15. The Judge also found that there was insufficient evidence from the Appellants’ other son in India to show that he could not look after them adequately and/or why he could not hire the assistance of a servant (para. 33.2). The Judge similarly concluded that there was insufficient evidence to show that the Sponsor’s uncle would not be able to care for Appellant 1, (para. 34).

16. At para. 40, the Judge identified that the Sponsor had failed to provide evidence from central or local authorities in India. The Judge was also critical of the reliability of the Sponsor’s evidence in respect of the level of financial support he had been giving the Appellants and his evidence that he would facilitate his parents in relying upon the NHS contrary to his written undertaking, (para. 42.2).

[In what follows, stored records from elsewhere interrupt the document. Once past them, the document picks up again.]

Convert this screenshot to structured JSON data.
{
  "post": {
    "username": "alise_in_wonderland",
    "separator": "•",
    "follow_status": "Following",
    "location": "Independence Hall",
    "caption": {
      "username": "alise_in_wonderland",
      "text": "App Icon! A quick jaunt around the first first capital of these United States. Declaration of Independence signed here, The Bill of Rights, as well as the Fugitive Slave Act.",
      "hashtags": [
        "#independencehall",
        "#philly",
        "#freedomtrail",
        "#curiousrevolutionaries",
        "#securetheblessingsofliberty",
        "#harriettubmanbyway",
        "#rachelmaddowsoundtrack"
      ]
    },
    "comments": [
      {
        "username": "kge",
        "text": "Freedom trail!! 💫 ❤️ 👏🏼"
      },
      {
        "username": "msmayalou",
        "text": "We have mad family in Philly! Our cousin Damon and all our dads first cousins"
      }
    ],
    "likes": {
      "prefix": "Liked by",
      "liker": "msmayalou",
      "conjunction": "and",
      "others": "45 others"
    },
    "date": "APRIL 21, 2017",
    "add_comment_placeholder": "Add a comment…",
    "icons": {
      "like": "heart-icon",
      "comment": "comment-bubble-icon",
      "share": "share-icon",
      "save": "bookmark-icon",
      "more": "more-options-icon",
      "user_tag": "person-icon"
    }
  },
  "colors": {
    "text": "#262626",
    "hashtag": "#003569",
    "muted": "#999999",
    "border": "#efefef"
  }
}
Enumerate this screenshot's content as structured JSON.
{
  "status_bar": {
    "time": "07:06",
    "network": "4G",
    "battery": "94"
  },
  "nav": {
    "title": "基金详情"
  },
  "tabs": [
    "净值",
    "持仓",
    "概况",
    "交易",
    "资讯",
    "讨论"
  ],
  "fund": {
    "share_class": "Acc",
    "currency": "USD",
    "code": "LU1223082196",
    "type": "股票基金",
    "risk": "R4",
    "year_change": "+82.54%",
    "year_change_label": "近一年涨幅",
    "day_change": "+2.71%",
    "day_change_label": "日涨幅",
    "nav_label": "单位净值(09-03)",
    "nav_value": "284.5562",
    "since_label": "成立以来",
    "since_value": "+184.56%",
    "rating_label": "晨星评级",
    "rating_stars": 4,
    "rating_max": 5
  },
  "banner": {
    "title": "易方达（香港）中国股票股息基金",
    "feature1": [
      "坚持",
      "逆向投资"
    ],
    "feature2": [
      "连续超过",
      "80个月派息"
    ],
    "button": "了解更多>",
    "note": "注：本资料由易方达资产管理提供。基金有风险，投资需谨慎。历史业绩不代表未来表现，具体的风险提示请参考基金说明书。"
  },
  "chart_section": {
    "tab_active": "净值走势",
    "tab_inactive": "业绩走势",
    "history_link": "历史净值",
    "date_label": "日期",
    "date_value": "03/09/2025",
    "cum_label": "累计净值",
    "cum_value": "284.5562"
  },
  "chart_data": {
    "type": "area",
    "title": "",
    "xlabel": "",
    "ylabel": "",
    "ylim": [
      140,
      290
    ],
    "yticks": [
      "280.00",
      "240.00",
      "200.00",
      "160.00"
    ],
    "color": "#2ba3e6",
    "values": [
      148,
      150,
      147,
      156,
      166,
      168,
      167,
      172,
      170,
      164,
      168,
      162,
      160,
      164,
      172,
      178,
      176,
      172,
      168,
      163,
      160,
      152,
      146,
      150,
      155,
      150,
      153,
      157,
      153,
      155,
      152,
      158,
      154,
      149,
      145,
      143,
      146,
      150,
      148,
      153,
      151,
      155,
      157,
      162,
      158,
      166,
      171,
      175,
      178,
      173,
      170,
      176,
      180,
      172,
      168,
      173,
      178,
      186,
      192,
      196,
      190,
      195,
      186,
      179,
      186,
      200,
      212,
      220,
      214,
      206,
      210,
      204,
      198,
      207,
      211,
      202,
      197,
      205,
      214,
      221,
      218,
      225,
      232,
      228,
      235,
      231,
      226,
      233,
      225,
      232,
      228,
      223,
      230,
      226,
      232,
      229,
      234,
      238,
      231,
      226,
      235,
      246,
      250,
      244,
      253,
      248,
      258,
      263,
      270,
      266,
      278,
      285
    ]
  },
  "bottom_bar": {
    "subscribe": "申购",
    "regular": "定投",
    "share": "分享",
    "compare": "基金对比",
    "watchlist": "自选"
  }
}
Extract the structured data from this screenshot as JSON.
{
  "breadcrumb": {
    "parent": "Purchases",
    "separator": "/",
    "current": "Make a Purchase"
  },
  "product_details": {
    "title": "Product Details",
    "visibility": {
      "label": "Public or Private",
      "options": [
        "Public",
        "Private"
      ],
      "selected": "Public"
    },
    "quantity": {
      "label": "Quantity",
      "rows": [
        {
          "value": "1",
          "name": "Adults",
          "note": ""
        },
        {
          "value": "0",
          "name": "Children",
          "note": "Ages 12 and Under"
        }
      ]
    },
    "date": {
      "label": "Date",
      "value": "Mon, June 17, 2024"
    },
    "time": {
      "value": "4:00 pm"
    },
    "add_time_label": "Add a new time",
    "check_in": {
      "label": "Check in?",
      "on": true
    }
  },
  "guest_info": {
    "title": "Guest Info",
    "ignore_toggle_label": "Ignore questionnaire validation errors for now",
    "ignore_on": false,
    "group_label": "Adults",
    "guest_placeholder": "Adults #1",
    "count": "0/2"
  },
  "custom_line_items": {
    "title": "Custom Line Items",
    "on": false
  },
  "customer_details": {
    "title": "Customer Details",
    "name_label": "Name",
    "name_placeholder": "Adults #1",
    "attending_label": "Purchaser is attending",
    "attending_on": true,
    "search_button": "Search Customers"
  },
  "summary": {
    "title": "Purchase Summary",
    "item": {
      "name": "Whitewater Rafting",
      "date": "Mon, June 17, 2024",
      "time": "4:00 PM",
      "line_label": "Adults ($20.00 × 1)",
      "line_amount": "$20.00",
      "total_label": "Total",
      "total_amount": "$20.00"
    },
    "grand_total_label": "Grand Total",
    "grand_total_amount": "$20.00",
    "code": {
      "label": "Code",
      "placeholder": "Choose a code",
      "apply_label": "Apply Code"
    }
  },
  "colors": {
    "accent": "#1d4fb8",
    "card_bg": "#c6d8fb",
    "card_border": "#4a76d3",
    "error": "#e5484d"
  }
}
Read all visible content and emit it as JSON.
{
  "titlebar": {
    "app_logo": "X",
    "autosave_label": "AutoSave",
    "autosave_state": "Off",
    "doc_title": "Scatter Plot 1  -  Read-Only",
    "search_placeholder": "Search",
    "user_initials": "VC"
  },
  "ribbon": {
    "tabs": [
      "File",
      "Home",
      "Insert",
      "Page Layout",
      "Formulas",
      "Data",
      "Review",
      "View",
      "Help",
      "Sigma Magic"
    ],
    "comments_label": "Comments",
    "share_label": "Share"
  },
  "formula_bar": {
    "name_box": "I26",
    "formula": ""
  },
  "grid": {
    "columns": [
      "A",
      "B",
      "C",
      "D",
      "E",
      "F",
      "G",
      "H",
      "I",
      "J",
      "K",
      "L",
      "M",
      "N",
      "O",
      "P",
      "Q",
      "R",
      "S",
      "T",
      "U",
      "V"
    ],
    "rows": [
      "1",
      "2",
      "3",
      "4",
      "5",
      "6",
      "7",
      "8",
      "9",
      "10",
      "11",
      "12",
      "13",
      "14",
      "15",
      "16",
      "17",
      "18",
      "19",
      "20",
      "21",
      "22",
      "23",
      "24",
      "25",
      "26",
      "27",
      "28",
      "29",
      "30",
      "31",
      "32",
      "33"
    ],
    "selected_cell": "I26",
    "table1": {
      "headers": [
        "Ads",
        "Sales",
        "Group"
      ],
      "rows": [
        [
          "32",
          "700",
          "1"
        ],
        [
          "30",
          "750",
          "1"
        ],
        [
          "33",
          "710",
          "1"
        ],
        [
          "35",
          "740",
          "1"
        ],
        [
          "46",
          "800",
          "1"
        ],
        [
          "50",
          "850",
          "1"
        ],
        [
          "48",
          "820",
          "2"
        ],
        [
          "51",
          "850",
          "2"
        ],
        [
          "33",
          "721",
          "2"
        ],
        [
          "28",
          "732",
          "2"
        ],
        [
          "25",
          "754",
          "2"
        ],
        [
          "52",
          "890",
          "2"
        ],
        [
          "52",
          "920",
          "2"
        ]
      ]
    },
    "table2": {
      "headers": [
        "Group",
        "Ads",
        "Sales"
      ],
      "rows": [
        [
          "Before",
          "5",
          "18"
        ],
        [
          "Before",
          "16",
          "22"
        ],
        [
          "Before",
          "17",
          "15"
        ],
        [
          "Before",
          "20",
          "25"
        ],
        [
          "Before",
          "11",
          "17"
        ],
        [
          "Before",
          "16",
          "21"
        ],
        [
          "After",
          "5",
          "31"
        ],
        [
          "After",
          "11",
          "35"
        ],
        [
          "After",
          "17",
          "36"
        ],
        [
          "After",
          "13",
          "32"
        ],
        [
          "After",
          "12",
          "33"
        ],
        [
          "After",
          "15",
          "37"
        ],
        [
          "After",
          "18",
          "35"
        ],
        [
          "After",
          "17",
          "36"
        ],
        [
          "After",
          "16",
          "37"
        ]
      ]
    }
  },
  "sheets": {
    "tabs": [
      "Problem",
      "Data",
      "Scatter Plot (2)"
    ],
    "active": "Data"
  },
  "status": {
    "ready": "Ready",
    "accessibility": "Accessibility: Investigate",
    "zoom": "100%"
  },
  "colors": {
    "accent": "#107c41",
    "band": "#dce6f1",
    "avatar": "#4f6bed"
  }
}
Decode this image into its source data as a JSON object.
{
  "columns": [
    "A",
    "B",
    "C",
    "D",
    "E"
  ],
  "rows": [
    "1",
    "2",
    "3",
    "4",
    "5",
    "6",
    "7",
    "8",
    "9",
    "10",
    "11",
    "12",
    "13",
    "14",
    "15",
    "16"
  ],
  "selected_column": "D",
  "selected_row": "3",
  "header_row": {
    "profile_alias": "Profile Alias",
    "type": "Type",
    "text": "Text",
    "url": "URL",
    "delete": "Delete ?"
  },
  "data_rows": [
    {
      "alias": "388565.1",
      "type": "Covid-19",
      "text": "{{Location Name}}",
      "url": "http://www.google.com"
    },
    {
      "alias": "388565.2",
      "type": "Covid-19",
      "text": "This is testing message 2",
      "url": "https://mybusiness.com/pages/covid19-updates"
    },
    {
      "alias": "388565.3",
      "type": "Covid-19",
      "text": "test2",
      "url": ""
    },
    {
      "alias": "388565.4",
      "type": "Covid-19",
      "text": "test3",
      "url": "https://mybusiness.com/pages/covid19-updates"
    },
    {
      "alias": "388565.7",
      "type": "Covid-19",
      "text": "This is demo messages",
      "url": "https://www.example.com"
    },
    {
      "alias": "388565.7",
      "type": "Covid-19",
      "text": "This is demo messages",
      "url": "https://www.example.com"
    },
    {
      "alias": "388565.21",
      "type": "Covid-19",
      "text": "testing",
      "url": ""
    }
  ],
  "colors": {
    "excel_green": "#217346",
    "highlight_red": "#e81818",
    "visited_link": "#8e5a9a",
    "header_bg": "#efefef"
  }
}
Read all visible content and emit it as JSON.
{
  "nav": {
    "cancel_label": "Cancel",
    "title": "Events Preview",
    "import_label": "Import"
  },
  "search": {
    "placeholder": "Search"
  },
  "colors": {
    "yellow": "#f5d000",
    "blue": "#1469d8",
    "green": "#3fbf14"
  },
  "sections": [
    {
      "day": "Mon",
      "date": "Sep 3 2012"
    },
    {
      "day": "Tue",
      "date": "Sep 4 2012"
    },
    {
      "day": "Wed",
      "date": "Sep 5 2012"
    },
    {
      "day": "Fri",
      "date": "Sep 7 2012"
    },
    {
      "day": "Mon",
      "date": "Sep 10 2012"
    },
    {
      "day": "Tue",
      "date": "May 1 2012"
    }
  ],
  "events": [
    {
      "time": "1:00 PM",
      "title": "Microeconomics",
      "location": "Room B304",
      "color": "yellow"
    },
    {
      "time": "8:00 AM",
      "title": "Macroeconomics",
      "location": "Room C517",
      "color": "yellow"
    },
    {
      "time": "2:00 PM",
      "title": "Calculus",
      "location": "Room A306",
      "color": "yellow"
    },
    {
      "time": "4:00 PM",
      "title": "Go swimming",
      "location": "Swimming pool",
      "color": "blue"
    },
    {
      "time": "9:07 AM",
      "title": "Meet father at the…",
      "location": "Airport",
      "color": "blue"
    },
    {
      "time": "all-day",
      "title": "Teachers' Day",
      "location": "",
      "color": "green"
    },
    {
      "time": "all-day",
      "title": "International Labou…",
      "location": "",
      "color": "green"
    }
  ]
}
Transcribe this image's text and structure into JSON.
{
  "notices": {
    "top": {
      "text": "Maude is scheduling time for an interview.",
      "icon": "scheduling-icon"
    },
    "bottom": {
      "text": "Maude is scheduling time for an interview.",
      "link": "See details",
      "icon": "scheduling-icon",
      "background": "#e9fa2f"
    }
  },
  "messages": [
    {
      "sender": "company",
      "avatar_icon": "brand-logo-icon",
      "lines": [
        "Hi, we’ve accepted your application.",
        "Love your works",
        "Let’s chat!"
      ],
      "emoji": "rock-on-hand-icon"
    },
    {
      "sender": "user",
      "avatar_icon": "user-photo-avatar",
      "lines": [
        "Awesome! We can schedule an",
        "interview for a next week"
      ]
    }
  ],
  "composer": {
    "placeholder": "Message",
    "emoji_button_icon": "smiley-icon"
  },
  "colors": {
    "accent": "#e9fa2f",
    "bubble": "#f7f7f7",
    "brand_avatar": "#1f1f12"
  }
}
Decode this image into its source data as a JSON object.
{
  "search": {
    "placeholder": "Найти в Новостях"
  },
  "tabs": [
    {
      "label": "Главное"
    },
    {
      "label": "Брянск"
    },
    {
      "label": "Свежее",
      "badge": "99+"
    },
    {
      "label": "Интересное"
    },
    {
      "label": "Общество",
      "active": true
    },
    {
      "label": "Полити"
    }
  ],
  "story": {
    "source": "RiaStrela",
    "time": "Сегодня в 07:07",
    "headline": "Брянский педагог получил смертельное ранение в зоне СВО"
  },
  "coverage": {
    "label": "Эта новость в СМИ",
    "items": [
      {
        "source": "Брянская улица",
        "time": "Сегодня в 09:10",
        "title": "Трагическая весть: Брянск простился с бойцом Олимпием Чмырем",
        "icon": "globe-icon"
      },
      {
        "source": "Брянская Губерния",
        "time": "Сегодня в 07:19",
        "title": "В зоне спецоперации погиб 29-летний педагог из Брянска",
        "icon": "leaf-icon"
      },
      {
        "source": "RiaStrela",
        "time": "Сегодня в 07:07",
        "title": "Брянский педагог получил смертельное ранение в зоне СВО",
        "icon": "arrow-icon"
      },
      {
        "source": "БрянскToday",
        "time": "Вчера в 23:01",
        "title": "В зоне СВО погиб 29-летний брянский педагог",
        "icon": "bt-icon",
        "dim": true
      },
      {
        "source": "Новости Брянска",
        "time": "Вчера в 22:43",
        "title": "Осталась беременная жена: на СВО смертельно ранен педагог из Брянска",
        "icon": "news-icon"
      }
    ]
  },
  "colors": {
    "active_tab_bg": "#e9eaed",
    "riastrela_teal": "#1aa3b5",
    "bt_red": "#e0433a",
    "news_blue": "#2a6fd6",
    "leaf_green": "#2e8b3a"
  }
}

17. Overall, at para. 43, the Judge concluded that Appellant 1 can be cared for by a combination of Appellant 2, his uncle and their neighbours or they could live with their other son in India. The Judge therefore dismissed the appeal.

The error of law hearing

18. At the error of law hearing, the Appellants were represented by counsel who had drafted the grounds of appeal on their behalf.

19. At the beginning of the hearing, it was confirmed that Mr Parvar accepted the Appellant’s argument in ground 1: namely that the Judge had erred in holding against the Sponsor’s credibility his evidence that his parents would rely upon NHS services in the UK. Mr Parvar confirmed that he agreed with Ms McCarthy’s argument at para 11 to 15 of the grounds of appeal, that part of the application payment includes the Immigration Health Surcharge which allows those who have paid the fee to use the NHS in a similar way to a person ordinarily resident in the UK with the proviso that they will still need to pay for certain NHS services including prescriptions, dental treatment and assisted conception services. Mr Parvar however argued that this error was not material as it was housed within credibility findings made only in respect of the affordability of the Appellants’ treatment.

Findings and reasons

20. I have decided that it is unnecessary to make a firm finding on whether the accepted error is in fact a material one because, in my view, there is clearer strength in the Appellant’s argument in respect of procedural fairness at ground 2.

Ground 2

21. In ground 2 as drafted, and in oral submission before me, the Appellants highlight (through numerous examples) that the Sponsor was plainly not aware of some of the basic fundamentals of the hearing on 21 June 2023 including: that the Sponsor did not realise that the Appellants could not give evidence by video link from overseas and that he did not realise that the Tribunal’s interpreter would not be allowed to translate the witness statements from his brother and mother (which were part of the evidence cohort which was not admitted by the Judge).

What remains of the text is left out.